(BIOTECHFINANCES N°986 Lundi 9 mai 2022) Pour qui suit les sciences du vivant sur les marchés, la surprise est constante. En effet, il existe une véritable décorrélation entre la manière de valoriser certaines de ces sociétés et leurs valeurs telles que perçues et acceptées par le marché. Comprenons-nous bien : il ne s’agit en aucun cas de stigmatiser tel ou tel, de délivrer des satisfécits ou des mauvais points, mais vraiment de comprendre comment un investisseur en sciences du vivant appréhende son investissement. Ainsi prenons l’exemple de deux sociétés dont nous tairons les noms. L’une, la société A, est riche d’un produit en phase II et en phase III dans des indications à l’incidence importante. Forte de plusieurs licences à travers le monde avec des laboratoires de taille moyenne et de paiements initiaux, elle est certes, toujours à la recherche d’un partenariat « majeur » avec un Big One, l’un de ces laboratoires du top 15. Et donc sa capitalisation tangente péniblement la centaine de millions d’euros. De l’autre côté, nous avons la société B, qui a développé une molécule particulièrement intéressante et qui multiplie les essais cliniques dans un spectre élargi d’indications avec des phases II et III, mais sans aucune relation avérée avec l’industrie pharmaceutique, pour l’instant. De plus, nous devons souligner des relations difficiles avec les autorités de régulation.

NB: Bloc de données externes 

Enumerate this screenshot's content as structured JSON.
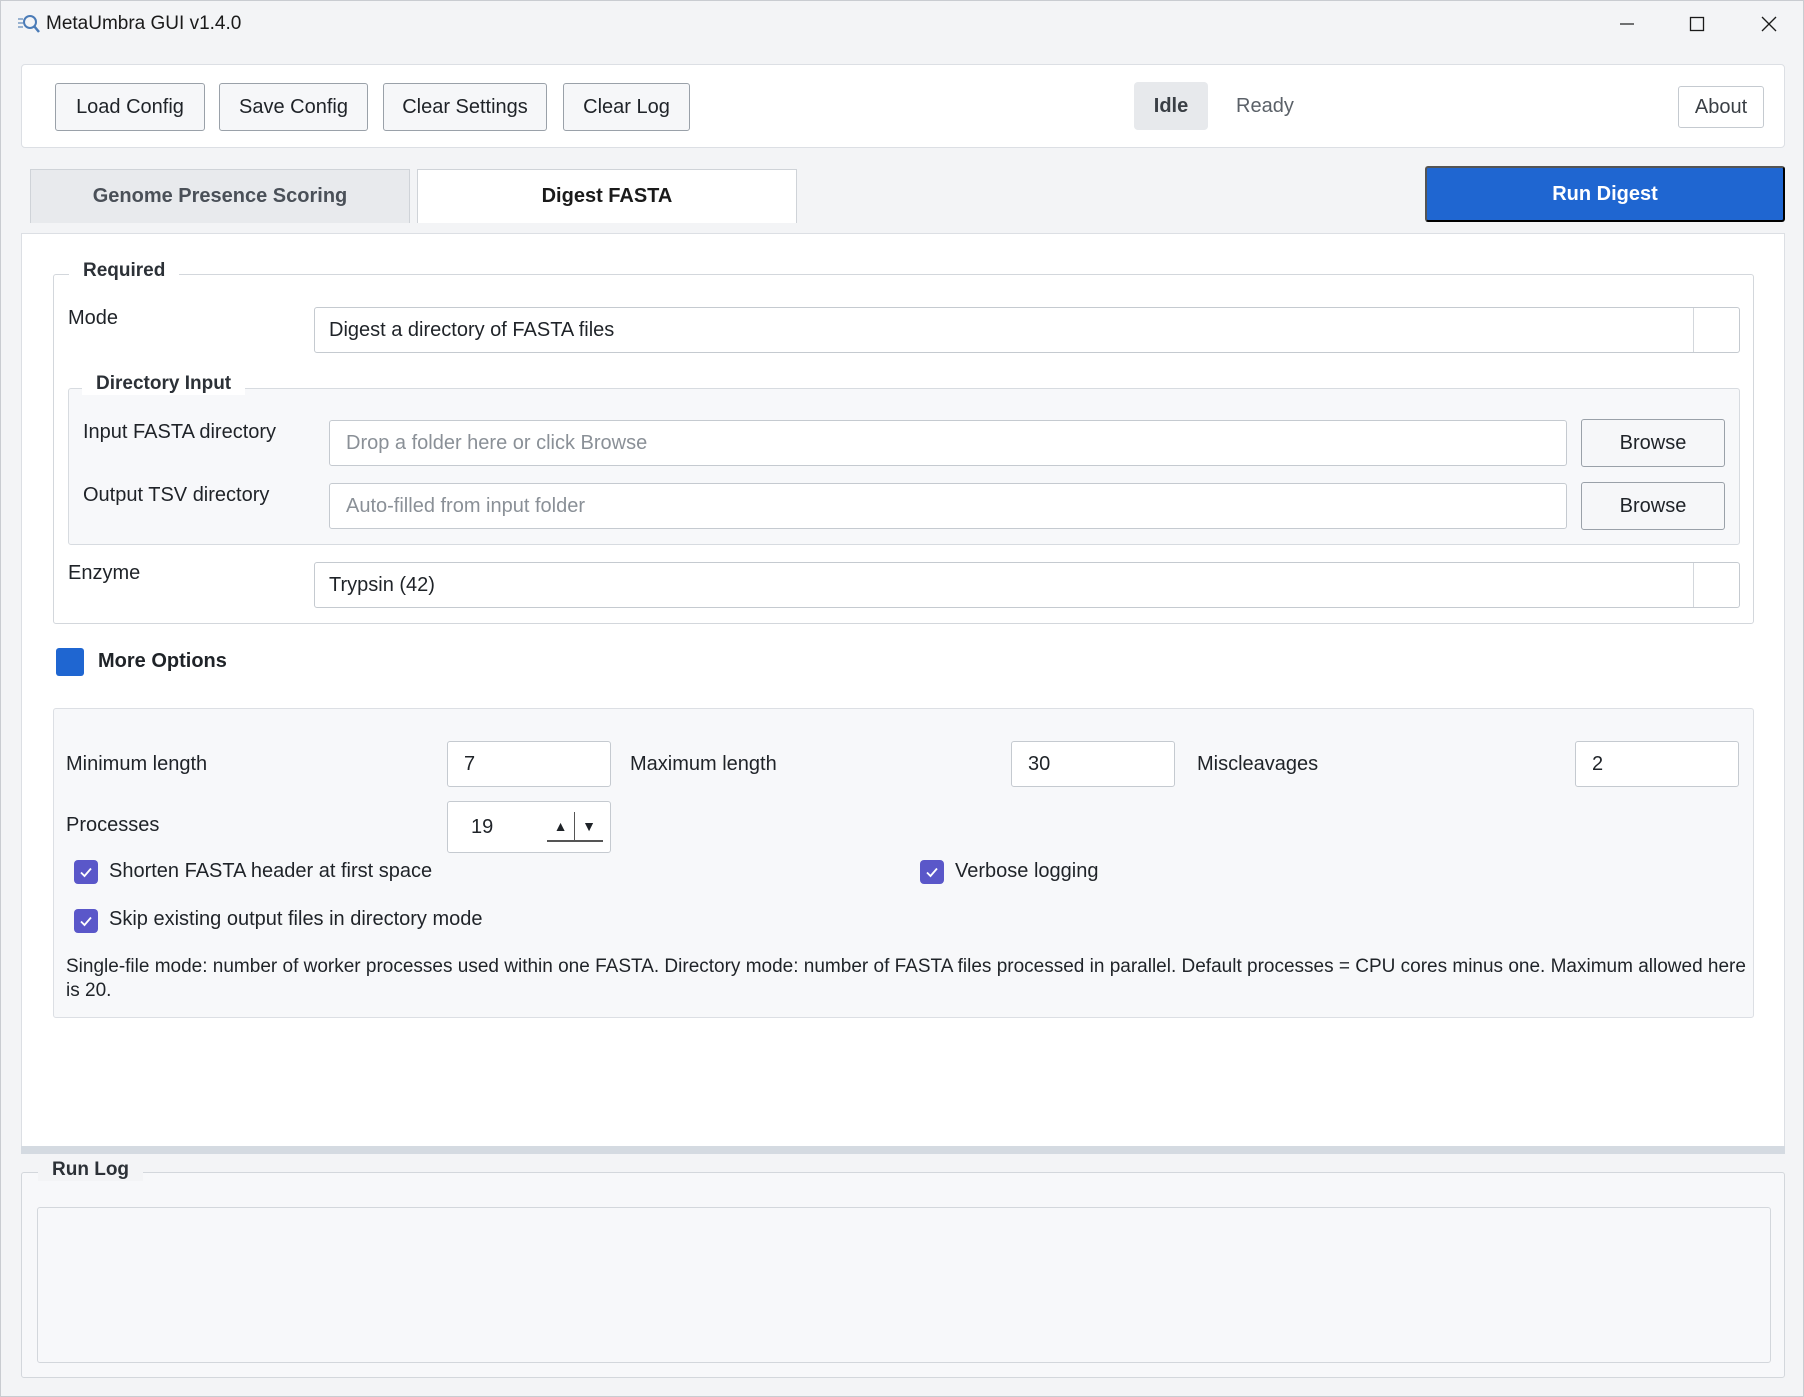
{
  "window": {
    "title": "MetaUmbra GUI v1.4.0"
  },
  "toolbar": {
    "load_config": "Load Config",
    "save_config": "Save Config",
    "clear_settings": "Clear Settings",
    "clear_log": "Clear Log",
    "status_pill": "Idle",
    "status_text": "Ready",
    "about": "About"
  },
  "tabs": [
    {
      "label": "Genome Presence Scoring",
      "active": false
    },
    {
      "label": "Digest FASTA",
      "active": true
    }
  ],
  "run_button": "Run Digest",
  "required": {
    "title": "Required",
    "mode_label": "Mode",
    "mode_value": "Digest a directory of FASTA files",
    "directory_input": {
      "title": "Directory Input",
      "input_label": "Input FASTA directory",
      "input_placeholder": "Drop a folder here or click Browse",
      "output_label": "Output TSV directory",
      "output_placeholder": "Auto-filled from input folder",
      "browse": "Browse"
    },
    "enzyme_label": "Enzyme",
    "enzyme_value": "Trypsin (42)"
  },
  "more_options": {
    "label": "More Options",
    "min_length_label": "Minimum length",
    "min_length_value": "7",
    "max_length_label": "Maximum length",
    "max_length_value": "30",
    "miscleavages_label": "Miscleavages",
    "miscleavages_value": "2",
    "processes_label": "Processes",
    "processes_value": "19",
    "checkboxes": [
      {
        "label": "Shorten FASTA header at first space",
        "checked": true
      },
      {
        "label": "Verbose logging",
        "checked": true
      },
      {
        "label": "Skip existing output files in directory mode",
        "checked": true
      }
    ],
    "help_text": "Single-file mode: number of worker processes used within one FASTA. Directory mode: number of FASTA files processed in parallel. Default processes = CPU cores minus one. Maximum allowed here is 20."
  },
  "run_log": {
    "title": "Run Log",
    "content": ""
  },
  "colors": {
    "accent": "#1f66d1",
    "checkbox": "#5a57c9"
  },
  "icons": {
    "app": "magnifier-icon",
    "minimize": "minimize-icon",
    "maximize": "maximize-icon",
    "close": "close-icon"
  }
}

Une approche moins rationnelle qu’espérée
Malgré cette situation, le différentiel de valorisation entre ces sociétés est en faveur de la société B d’un facteur 5x. Une situation qui nous interpelle sur les éléments nécessaires pour ajuster une valorisation. En effet, traditionnellement, les éléments pris en compte sont la profondeur du pipeline, la capacité à nouer des accords avec l’industrie pharmaceutique, qui normalement valide le produit et la technologie, la qualité de la relation avec les agences réglementaires garantes du développement du ou des produits, le niveau de cash qui donne une mesure de la pérennité du projet. Voilà donc un certain nombre d’éléments non exhaustifs permettant d’appréhender la valeur d’un titre. Mais il semble bien que dans de nombreux cas, nous soyons dans une approche moins rationnelle qu’espérée, motivée par des sentiments ou des connivences (meilleure perception, niveau de conviction accrue, asymétrie d’information…) avec le projet. Ainsi, selon les métriques que nous venons d’évoquer, il y a fort à penser que la société A devrait voir sa valorisation au moins équivalente à celle de la société B. Comme toujours s’oppose à l’approche raisonnée, ce que nos amis anglo-saxons appellent le « Gut feeling ». Mais on peut difficilement subordonner les investissements sur un secteur donné au discours « je ne comprends pas ce qu’ils font, mais je sens que c’est bien ». Aujourd’hui, il est nécessaire de comprendre et de mieux appréhender les sciences du vivant.